Серьезное дело

Охотничья собака

Всю ночь валил тихий и мягкий снег. Его хлопья, как большие бабочки, мельтешили на фоне темных дворов и близкого леса, заслоняя дали…

— Некстати разошелся, — возвращаясь с улицы, посетовал егерь. — Завалит приметное место — не сразу найдешь, а зверь еще не разоспался, подшуметь можно…

Мы сидели в уютной и чистой кухне егерьского дома, ужинали и вели спокойный разговор о предстоящей охоте.

— Да, рановато трогать медведя, — в тон ему отозвался местный охотник-таежник. — Недельки бы две-три помешкать — в самую бы пору было.

Но егерь не согласился с ним:

— В те места, где берлога, только пешком и можно пройти, а снег взматереет — не пролезешь даже на лыжах, и собаки будут вязнуть в случае чего…

— Пожалуй, спать надо, — подытожил их разговор мой приятель — опытный охотник, — а то дело предстоит серьезное, и зверь серьезный — надо быть в лучшей форме…

Долгий путь

Утро было хмурым и тихим, молочно-белым от свежего снега. Оно застало нас на краю сухого безбрежного болота, густо забитого тальником и ракитником. Едва заметная просека, в два шага шириной, угадывалась среди этого буйства травостоя и кустарников, прикрытых хлопьями легкого снега.

Впереди двигался егерь, за ним — местный охотник с двумя собаками-лайками, взятыми для подстраховки, на всякий случай, а мы с приятелем пыхтели сзади. Снег выше щиколотки хотя и был мягким, но грел спину, и, отмахав от деревни пару часов без отдыха, мы отяжелели.

— Все, — егерь утер влажное лицо, — дышим минут десять и — в остров, к берлоге. Тут не больше километра осталось…
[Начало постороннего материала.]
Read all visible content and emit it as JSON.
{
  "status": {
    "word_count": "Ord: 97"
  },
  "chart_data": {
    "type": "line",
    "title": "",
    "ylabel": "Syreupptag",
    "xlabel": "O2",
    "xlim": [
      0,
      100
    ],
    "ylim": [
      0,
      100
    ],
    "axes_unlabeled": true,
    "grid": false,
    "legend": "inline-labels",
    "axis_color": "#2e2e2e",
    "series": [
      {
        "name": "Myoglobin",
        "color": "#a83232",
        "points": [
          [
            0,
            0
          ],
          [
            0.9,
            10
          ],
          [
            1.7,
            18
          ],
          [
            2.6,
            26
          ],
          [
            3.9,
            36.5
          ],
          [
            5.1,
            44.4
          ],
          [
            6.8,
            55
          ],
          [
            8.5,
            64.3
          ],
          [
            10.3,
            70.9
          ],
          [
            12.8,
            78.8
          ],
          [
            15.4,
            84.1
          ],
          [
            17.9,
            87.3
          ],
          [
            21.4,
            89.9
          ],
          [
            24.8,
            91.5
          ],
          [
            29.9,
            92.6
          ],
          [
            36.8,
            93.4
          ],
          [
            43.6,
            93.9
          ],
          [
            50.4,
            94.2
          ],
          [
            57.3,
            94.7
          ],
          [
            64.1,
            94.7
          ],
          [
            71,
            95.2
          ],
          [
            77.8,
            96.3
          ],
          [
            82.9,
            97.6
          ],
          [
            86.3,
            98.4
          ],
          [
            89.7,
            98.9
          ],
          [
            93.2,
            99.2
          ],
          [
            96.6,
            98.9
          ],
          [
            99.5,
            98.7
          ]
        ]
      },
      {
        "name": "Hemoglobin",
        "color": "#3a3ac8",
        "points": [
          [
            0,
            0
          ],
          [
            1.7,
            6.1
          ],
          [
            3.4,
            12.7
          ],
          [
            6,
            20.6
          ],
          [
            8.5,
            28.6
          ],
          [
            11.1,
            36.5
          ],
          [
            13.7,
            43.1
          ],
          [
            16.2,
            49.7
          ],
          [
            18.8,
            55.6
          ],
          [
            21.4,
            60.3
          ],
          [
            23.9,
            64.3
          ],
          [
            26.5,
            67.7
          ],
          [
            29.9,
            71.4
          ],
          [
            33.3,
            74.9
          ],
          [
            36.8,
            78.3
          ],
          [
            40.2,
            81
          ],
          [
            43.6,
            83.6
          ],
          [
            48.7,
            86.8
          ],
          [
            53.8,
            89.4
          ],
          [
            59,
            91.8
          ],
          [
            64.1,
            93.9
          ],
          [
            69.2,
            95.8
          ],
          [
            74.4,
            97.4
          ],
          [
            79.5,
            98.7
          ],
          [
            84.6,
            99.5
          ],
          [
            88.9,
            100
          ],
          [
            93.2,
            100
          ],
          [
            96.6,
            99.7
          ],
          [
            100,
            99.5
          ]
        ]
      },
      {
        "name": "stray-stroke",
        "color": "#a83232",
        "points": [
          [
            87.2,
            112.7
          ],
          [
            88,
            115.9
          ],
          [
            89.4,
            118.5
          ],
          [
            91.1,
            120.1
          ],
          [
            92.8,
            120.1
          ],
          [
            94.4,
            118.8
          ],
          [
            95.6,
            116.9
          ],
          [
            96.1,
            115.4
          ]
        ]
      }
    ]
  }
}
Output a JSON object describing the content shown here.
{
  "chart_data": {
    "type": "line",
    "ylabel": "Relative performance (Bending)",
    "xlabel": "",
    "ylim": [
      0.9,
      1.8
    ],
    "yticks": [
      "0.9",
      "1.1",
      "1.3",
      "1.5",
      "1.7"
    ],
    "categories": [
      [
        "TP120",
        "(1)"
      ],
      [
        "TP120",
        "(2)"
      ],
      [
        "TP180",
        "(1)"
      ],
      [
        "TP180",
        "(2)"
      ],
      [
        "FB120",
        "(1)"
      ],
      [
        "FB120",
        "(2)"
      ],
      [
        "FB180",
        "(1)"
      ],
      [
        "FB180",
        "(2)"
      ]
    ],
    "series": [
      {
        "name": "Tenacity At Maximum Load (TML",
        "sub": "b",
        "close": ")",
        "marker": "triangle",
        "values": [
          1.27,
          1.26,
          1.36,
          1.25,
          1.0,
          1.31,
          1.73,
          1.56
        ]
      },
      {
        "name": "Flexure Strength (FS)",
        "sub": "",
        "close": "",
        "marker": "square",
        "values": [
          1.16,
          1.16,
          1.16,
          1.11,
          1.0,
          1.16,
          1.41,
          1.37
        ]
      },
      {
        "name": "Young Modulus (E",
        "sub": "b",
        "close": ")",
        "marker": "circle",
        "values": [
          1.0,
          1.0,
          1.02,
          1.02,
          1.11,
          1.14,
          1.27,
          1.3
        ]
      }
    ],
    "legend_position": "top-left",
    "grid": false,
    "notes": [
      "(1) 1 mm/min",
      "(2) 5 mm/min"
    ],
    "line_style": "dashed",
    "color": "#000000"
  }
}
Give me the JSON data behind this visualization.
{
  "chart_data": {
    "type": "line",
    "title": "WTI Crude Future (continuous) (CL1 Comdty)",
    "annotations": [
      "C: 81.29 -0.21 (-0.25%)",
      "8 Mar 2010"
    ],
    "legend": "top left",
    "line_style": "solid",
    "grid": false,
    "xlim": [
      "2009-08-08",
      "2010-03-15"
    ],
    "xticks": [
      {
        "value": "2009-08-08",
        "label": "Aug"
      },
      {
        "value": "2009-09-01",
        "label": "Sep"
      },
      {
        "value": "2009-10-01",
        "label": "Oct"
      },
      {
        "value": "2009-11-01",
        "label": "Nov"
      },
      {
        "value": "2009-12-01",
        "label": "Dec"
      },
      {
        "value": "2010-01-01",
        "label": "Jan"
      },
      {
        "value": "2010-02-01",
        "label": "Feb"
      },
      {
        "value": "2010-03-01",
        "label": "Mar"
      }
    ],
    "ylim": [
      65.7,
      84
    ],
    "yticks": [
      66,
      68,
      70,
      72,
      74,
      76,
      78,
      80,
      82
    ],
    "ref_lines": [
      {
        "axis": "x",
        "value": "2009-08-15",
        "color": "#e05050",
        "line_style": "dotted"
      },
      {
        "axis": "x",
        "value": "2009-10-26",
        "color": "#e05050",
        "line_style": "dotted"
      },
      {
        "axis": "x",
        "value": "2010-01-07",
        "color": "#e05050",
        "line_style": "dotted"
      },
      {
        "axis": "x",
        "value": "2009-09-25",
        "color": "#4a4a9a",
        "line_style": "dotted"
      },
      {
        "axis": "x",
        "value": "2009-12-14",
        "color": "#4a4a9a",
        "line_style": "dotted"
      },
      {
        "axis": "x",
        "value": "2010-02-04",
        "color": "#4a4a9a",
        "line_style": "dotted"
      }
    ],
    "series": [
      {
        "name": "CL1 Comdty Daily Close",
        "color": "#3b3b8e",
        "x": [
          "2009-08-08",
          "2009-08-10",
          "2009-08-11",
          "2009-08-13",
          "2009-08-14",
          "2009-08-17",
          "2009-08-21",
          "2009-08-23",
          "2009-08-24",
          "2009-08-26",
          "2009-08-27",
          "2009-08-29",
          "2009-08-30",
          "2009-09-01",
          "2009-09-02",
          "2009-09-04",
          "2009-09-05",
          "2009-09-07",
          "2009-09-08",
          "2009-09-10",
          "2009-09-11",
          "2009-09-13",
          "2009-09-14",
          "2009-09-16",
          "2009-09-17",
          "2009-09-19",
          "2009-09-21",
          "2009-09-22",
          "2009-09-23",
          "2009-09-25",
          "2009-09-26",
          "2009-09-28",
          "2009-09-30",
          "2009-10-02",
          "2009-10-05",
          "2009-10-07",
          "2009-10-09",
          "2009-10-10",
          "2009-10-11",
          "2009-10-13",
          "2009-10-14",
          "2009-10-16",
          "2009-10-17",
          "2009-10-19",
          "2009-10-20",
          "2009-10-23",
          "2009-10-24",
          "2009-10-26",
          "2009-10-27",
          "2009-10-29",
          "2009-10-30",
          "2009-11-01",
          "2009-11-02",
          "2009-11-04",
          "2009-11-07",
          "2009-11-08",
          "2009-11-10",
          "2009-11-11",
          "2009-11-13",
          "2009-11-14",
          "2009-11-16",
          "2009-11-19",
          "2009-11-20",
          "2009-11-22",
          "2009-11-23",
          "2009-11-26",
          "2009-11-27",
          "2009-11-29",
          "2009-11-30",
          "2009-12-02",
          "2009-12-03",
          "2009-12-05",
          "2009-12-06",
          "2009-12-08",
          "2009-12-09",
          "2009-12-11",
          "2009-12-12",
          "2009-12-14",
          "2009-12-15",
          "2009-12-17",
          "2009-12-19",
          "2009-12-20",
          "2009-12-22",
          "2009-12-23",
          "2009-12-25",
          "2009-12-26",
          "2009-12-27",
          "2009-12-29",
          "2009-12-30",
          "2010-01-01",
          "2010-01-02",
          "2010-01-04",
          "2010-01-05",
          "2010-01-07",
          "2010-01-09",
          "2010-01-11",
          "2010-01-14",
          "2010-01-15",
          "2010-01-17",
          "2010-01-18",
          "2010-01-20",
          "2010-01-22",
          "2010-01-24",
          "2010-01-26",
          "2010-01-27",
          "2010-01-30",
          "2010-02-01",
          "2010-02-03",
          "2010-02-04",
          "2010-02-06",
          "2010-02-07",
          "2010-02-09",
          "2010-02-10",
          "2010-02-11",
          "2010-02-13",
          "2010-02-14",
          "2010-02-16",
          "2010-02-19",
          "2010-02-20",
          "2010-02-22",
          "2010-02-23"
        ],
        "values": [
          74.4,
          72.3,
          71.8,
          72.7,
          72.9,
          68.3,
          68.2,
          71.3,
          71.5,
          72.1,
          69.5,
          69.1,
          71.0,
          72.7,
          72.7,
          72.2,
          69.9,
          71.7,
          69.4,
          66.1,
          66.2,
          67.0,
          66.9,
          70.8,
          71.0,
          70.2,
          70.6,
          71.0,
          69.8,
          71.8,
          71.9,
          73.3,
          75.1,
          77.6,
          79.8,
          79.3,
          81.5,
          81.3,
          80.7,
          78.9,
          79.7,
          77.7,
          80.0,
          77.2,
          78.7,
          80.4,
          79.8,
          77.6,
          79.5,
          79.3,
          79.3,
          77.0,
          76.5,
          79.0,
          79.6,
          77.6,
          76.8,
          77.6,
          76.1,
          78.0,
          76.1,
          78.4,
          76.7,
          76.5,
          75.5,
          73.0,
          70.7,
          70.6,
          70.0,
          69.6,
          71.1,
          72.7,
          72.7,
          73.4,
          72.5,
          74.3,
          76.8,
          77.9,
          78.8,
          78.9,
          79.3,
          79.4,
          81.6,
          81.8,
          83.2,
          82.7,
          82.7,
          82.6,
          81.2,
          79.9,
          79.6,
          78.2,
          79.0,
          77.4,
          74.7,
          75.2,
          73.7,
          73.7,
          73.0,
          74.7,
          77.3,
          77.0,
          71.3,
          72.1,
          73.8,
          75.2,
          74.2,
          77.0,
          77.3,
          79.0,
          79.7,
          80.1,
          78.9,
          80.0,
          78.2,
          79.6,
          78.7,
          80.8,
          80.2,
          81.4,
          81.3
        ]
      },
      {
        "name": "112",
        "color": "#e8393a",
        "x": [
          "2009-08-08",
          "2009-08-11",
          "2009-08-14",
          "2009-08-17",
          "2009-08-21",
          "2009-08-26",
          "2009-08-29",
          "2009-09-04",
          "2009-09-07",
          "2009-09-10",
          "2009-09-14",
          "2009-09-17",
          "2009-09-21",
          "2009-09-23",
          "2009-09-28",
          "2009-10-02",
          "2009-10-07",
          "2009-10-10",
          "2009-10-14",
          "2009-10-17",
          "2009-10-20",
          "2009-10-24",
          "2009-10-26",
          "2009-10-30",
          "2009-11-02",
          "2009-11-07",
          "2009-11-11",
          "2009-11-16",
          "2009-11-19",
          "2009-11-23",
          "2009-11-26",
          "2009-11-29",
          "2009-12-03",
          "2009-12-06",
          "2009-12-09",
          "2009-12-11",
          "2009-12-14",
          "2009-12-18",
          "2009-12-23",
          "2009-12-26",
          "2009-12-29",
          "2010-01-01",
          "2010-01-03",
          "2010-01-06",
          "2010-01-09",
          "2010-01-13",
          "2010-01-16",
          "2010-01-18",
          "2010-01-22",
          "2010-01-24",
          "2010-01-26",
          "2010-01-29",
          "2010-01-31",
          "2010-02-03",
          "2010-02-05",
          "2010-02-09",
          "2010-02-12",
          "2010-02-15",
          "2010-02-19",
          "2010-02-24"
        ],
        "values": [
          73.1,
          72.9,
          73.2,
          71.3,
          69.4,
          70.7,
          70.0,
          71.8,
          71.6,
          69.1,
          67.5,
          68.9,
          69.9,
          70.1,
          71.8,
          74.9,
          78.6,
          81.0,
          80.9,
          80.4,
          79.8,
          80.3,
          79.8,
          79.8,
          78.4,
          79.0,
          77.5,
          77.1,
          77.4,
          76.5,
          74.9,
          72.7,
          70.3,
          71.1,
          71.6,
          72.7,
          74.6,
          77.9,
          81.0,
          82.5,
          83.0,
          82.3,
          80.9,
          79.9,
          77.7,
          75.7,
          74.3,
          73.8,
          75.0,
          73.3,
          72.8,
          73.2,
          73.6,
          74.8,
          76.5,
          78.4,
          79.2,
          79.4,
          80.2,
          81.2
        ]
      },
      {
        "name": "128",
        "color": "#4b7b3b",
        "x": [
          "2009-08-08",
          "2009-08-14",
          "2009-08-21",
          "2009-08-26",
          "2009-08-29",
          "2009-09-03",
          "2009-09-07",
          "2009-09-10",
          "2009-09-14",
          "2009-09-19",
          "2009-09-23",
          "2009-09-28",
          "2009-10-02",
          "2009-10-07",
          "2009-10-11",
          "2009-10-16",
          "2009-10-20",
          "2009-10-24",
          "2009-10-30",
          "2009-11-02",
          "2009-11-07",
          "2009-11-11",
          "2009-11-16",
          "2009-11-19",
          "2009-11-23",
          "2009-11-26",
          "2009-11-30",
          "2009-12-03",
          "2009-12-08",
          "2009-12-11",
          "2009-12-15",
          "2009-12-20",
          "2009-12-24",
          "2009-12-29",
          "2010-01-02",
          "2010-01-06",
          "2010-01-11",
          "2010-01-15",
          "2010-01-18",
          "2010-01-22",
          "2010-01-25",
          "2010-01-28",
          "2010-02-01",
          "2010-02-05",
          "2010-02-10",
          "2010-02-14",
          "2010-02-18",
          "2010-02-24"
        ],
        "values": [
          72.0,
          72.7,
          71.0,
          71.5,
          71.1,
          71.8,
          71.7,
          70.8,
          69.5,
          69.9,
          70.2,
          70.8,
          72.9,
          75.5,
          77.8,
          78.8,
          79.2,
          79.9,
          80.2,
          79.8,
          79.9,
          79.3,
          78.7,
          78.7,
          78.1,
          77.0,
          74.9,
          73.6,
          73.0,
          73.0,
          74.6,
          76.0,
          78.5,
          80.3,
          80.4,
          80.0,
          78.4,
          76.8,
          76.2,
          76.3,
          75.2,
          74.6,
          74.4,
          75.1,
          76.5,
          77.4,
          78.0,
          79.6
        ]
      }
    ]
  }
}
За весь долгий путь ничто живое не встрепенуло эту снежную мглу, не встревожило звуком неподвижный воздух. Только чуть присыпанные следы бродивших ночью лосей раза два пробороздили просеку и все. Даже собаки на поводках не проявляли никаких признаков беспокойства, не тыкались мордами в снег, видимо, нюхать было нечего. Первое время они пытались отвалить в сторону от просеки, но, дернув привязь, останавливались, а потом и вовсе шли спокойно. Лишь пересекая лосиные следы, псы яростно тащили поводыря с просеки — запах лося будоражил их.

Лесной остров поднялся за кустами неровными террасами засыпанных снегом деревьев, заслонил свою таинственную глубину хаосом валежника и чащи. Здесь и колодины всевозможных размеров, и вздыбленные вместе с дерном щупальца корневищ, и гнутые дугой макуши с изуродованными сучьями, и расщепленные кряжи высоких пней, и деревья — хвойные, безлиственные…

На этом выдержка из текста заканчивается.